Was it an act of faith? To see a prickly weed and to nurture it, cultivate it, coax it into aberrant proportions, and then to eat it? The promise of an artichoke is well hidden, guarded, but to those who know it, it is to be loved and cherished.
Artichokes are delicious and that is enough of a reason for me to eat them. Eating them is also fun, its like an edible present that you unwrap. It takes patience, but there is a big payoff in the end. Artichokes are also nutritious, but let that come second to the culinary pleasure of indulging in one.
And indulge you should. Don't be put off by the imposing exterior, the improbable puzzle of turning this vegetal "thing" into something good to eat. Preparing an artichoke is easy and well worth it.
4 large globe artichokes
2 tsp sea salt
1/4 cup mayonnaise (Order some of this stuff Wilderness Family Naturals Mayonnaise or make your own)
2 cloves garlic, finely minced
Black pepper, coarsely ground
1) Prepare the artichokes by first chopping off the tip with a sharp chefs knife. Then, remove the first row of leaves from the base near the stem. Finally, peel the green skin off the stem using a paring knife.
2) Next, fill a large pot with about 1 1/2 to 2 inches of water. Salt the water with the sea salt and turn the burner on high. Once the water starts to boil, put a metal colander (strainer) into the pot.
3) Place the artichokes cut side down into the colander and cover with a lid. Don't worry if the seal isn't perfect.
4) Set your oven timer to 30 minutes. While the artichokes steam, combine the minced garlic and mayonnaise in a small bowl. Grind fresh black pepper over the top.
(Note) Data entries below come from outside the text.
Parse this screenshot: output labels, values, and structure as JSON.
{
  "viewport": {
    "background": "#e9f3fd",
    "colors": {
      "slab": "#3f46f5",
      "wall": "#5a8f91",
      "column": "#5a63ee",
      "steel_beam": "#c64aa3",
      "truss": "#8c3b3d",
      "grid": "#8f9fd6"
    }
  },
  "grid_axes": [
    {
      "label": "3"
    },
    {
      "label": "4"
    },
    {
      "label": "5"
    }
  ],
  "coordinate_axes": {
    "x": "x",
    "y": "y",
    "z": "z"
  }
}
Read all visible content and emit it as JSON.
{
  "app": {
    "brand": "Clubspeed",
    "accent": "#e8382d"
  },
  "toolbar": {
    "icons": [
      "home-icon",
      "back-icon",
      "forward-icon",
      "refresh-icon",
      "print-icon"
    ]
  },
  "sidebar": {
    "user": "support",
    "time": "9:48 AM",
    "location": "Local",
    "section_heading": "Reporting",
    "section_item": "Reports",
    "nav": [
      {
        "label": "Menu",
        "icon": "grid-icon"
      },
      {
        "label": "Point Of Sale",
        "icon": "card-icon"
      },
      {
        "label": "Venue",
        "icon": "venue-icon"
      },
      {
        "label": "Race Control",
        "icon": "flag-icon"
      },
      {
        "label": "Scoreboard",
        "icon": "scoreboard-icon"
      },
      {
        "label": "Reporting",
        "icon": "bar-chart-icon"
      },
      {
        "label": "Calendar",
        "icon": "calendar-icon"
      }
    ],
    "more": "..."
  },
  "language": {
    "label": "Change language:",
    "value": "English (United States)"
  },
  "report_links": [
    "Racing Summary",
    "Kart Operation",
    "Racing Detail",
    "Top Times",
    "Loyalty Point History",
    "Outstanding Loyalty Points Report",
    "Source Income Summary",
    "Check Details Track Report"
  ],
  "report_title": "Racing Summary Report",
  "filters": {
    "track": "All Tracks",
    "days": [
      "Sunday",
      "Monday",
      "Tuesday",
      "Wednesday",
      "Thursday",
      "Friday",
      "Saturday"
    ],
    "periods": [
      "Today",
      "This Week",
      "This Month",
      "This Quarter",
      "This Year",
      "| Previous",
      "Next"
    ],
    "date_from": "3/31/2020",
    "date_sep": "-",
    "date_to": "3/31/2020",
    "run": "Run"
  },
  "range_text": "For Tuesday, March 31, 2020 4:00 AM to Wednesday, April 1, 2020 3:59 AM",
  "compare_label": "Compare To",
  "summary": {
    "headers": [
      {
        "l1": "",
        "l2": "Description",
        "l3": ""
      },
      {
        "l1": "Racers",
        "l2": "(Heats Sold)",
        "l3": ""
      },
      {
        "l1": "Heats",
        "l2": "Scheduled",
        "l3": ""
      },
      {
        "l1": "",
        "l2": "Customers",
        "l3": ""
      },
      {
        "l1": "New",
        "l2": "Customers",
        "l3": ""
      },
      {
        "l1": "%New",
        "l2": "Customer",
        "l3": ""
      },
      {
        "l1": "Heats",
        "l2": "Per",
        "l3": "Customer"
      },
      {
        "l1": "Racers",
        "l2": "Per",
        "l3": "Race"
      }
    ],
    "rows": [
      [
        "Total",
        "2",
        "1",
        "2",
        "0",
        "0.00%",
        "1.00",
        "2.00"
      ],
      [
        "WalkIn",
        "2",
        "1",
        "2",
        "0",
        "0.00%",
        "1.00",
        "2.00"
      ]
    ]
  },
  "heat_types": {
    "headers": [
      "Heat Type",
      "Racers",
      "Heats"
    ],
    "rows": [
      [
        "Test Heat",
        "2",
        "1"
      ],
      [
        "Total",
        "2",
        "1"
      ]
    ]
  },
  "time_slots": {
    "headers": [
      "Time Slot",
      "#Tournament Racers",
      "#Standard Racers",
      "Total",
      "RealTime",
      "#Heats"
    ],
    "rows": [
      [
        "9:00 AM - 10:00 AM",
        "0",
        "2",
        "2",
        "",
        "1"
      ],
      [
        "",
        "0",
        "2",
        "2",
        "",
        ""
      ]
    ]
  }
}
5) When the artichokes are done, they should be tender, with leaves pulling away easily. Remove them to a serving plate and allow to cool for several minutes before eating. Artichokes are best enjoyed by peeling off individual leaves, dipping the base in a small amount of garlic pepper mayonnaise, and then, using your teeth to, scrape the tender "meat" from the base of the leaf.
Once you have pulled away most of the leaves, you can grab the remaining bud and pull it away from the stem. The ends of the leaves can be eaten all at once and so can the stem, once you scrape away the bit of nettles clustered in the center.